A couple of weeks later, Dan upped the ante once more: time for dinner with his parents - though at least his sister and her girlfriend would be there, and I knew them already. I was even more nervous at that point, and I'm sure it showed. I was sure this was some sort of "test" - if the boyfriend can handle the family, this might go somewhere.
Thing is? That wasn't it at all.
Dan's parents just wanted to meet me. I quickly learned that they weren't going to grill me, that they made their Gin and Tonics very strong, that they were smart and funny, that I had a lot in common with Dan's mother - she and I being the two people in the room who understood nothing about computers or networks - and most importantly that - despite my worries - they were great people who were actively interested in the lives of their children. I relaxed.
I'd never imagined a wedding day for myself. Being gay, it really hadn't seemed like a worthwhile imagining, but when the laws changed in Canada, Dan was in San Francisco at a Java conference. It certainly hadn't made the news in the US where he was, and due to a brown-out, the airport was dim and quite warm. It was Canada Day. When he finally walked down the frozen escalator in the airport, I dropped to one knee, pulled out my late father's wedding band, and said, "while you were gone, the laws changed. Marry me."
He blinked a couple of times. Then, grinning, he said, "You crazy man!"
I stayed down on one knee. To my delight, people were murmuring and a few people were laughing or saying supportive things. There wasn't a negative voice nearby.
"Is that a yes?" I asked.
"Yes!" he said, and we hugged, and I was engaged.
We had a small wedding, only forty or so guests, and we'd decided from step one that we'd wanted something simple, but happy. A celebration of our friends and family - a tricky thing for me - though my mother and sister, and my favourite cousin were there. You are supposed to remember your wedding for the rest of your life. Exchanging vows, declaring your love in front of everyone, and of course, I do. But the moment that I'll remember the most had nothing to do with myself or my husband at all.

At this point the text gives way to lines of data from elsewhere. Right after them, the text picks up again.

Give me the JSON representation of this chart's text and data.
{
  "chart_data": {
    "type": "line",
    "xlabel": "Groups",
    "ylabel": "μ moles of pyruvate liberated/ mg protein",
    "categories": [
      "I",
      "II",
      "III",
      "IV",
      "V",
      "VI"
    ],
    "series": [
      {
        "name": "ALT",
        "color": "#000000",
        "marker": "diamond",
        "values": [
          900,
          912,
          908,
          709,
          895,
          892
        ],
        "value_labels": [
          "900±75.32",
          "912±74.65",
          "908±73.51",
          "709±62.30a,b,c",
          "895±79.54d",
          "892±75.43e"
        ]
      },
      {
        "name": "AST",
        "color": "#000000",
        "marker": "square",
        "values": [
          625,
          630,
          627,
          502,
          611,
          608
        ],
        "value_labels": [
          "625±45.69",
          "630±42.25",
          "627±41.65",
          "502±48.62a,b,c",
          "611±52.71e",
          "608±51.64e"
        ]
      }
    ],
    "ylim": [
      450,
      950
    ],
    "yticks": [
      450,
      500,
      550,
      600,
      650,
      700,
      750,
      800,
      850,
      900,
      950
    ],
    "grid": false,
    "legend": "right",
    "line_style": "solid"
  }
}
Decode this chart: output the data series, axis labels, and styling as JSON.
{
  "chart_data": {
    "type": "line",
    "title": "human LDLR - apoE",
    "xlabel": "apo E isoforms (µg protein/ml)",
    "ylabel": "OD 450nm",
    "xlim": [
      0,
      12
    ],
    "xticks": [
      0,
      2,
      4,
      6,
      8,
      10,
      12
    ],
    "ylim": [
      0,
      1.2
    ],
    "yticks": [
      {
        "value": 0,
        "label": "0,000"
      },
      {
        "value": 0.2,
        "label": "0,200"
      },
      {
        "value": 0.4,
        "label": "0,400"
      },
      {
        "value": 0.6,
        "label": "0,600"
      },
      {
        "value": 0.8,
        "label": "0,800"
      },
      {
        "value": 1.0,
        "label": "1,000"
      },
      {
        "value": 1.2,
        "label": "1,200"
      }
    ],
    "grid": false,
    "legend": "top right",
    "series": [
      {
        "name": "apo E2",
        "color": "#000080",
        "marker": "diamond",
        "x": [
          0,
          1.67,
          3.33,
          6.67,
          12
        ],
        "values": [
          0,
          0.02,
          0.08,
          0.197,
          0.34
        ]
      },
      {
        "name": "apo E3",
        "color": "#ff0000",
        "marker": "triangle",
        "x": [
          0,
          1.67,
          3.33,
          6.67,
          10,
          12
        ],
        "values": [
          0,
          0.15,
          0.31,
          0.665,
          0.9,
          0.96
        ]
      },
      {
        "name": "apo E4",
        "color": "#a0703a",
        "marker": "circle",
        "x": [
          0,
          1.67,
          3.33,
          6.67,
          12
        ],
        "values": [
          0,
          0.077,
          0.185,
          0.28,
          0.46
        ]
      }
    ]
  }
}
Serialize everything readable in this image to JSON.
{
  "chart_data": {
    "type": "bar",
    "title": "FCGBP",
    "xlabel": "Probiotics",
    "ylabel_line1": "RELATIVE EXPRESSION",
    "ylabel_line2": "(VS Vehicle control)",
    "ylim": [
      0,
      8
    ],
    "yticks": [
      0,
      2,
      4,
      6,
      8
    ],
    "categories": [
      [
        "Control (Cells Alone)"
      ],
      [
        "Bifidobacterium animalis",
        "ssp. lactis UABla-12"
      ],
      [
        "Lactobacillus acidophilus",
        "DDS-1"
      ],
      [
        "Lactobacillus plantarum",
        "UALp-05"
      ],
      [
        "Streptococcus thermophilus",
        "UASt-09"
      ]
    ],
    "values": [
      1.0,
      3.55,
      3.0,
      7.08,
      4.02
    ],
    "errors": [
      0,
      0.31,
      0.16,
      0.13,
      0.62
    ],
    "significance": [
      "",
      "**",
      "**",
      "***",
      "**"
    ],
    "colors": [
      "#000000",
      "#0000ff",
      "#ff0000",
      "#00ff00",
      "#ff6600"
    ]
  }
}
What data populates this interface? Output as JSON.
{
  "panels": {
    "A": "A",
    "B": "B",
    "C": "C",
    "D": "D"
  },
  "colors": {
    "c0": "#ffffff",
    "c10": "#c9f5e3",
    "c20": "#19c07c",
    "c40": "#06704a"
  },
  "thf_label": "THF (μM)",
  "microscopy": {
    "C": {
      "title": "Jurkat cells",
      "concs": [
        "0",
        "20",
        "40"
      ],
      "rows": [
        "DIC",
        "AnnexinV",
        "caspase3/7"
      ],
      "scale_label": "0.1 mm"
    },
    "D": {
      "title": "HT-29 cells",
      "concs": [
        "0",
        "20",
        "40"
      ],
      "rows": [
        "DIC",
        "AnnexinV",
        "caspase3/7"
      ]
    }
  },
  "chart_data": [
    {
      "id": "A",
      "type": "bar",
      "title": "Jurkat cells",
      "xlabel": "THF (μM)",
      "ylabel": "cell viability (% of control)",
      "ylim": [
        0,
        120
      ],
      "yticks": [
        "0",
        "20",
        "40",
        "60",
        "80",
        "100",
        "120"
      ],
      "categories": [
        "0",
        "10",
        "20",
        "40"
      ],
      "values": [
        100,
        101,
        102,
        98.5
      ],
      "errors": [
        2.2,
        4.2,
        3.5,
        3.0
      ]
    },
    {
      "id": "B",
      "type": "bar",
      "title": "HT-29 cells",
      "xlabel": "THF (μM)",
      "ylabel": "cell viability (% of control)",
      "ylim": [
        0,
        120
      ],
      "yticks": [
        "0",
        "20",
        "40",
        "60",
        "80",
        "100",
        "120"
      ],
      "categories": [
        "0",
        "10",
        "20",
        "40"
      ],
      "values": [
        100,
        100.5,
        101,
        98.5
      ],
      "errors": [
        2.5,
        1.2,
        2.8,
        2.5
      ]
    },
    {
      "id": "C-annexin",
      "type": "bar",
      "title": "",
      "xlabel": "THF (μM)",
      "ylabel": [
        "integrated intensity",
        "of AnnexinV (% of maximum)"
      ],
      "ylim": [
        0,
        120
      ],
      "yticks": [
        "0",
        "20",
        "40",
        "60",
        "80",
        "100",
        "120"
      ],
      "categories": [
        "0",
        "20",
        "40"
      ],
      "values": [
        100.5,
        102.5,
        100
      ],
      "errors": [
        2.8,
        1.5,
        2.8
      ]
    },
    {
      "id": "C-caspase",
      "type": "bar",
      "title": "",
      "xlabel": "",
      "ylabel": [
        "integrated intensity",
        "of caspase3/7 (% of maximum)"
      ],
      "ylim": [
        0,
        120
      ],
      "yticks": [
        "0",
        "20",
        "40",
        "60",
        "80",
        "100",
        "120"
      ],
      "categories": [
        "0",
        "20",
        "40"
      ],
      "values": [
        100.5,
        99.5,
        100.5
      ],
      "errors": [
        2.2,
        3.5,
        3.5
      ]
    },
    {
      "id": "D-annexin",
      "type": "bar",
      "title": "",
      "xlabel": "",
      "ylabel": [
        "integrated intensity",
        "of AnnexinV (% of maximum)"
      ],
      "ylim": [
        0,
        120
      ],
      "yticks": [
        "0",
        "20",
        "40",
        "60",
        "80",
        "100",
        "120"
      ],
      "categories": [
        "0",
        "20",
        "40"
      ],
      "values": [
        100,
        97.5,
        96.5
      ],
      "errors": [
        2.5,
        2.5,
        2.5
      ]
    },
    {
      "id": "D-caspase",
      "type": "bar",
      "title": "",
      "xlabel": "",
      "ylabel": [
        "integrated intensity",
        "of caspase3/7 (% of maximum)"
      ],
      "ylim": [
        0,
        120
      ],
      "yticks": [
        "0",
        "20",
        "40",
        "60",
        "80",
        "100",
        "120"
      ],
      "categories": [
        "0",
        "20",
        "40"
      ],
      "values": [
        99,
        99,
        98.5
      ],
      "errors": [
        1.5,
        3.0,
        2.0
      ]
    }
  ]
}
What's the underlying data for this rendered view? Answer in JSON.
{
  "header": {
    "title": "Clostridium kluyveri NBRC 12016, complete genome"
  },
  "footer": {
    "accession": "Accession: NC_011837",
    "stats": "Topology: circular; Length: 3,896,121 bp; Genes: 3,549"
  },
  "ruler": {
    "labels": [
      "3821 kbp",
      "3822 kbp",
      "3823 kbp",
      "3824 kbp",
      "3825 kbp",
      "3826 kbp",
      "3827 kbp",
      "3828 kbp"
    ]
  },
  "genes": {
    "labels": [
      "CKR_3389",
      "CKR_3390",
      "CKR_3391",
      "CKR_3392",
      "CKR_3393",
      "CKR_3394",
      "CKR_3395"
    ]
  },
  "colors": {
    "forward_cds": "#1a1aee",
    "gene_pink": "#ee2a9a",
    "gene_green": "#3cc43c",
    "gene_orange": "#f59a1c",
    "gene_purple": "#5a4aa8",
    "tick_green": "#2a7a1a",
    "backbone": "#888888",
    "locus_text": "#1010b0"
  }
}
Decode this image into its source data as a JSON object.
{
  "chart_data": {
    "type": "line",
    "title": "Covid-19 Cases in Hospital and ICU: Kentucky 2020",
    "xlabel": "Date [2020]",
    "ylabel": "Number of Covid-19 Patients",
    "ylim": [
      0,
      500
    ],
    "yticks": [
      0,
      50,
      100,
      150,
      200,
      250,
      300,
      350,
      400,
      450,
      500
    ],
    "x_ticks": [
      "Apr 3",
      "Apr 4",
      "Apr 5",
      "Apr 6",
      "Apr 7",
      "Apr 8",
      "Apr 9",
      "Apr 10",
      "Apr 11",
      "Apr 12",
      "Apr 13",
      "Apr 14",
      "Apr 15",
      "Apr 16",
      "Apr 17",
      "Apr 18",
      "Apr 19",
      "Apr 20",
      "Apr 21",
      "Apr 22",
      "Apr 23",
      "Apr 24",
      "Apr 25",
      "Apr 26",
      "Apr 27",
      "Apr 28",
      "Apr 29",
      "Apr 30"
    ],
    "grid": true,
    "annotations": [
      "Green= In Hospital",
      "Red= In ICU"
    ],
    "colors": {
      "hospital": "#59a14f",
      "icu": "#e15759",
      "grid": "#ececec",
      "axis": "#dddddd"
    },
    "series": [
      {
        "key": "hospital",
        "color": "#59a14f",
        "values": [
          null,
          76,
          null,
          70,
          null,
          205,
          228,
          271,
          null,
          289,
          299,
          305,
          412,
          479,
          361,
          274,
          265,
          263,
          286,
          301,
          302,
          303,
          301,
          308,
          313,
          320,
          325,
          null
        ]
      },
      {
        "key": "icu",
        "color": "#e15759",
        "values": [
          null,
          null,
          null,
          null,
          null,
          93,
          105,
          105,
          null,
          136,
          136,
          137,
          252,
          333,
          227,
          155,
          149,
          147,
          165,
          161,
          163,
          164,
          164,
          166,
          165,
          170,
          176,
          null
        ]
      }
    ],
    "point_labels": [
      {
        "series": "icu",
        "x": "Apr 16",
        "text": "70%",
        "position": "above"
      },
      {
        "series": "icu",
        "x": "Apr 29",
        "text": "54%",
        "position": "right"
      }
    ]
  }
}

When my brand new father-in-law got up to the podium, I marveled at he and his wife. She smiled at him and there was such love in that look, that I had to actually pause and take a breath.
Then he said the first words of his speech.
"Not many parents are blessed with two gay children," he said.
I don't actually know what the next sentence was. Or even the one after. It took everything I had not to burst into tears on the spot. It had obviously occurred to me, over the time I'd been with their son, whether or not his parents ever felt like they'd missed something, or drawn a poor lot. Does anyone really want their child to be gay? I'd never had the guts to ask, though Dan had mentioned once or twice how much easier it was for him to come out given that his older sister had led the way. I wondered if they lamented the very unlikely possibility of grandchildren. If they censored themselves around co-workers or friends.
If anyone had the right, it was they. One gay child, sure. But both? Unfair.
As I'd gotten to know them, I knew that they were wonderful parents. They weren't tolerant - tolerance is what we give something we dislike but recognize as not deserving ill will. They weren't accepting - acceptance is something you reach, something you learn about, roll around in your mind, and then come to terms with. They were - simply - loving. They were parents. They wanted their children to be as happy and as loved as they themselves were.
They felt blessed to have these children.
I caught most of the rest of my father-in-law's speech. He said that he and his wife had never seen Dan so happy. He spoke about his daughter, and her finding Jan, and how he was so happy that both his children had found someone. By the end of this speech, glasses high, I'd given up on pretending not to cry, and there was that ache in the back of my throat that comes from being moved.
The speeches, and the meal, continued. At our table, I sat with my husband and thought about that old joke: don't think of it as losing a daughter, think of it as gaining a son.
I got a whole family that day. And some phenomenal parents.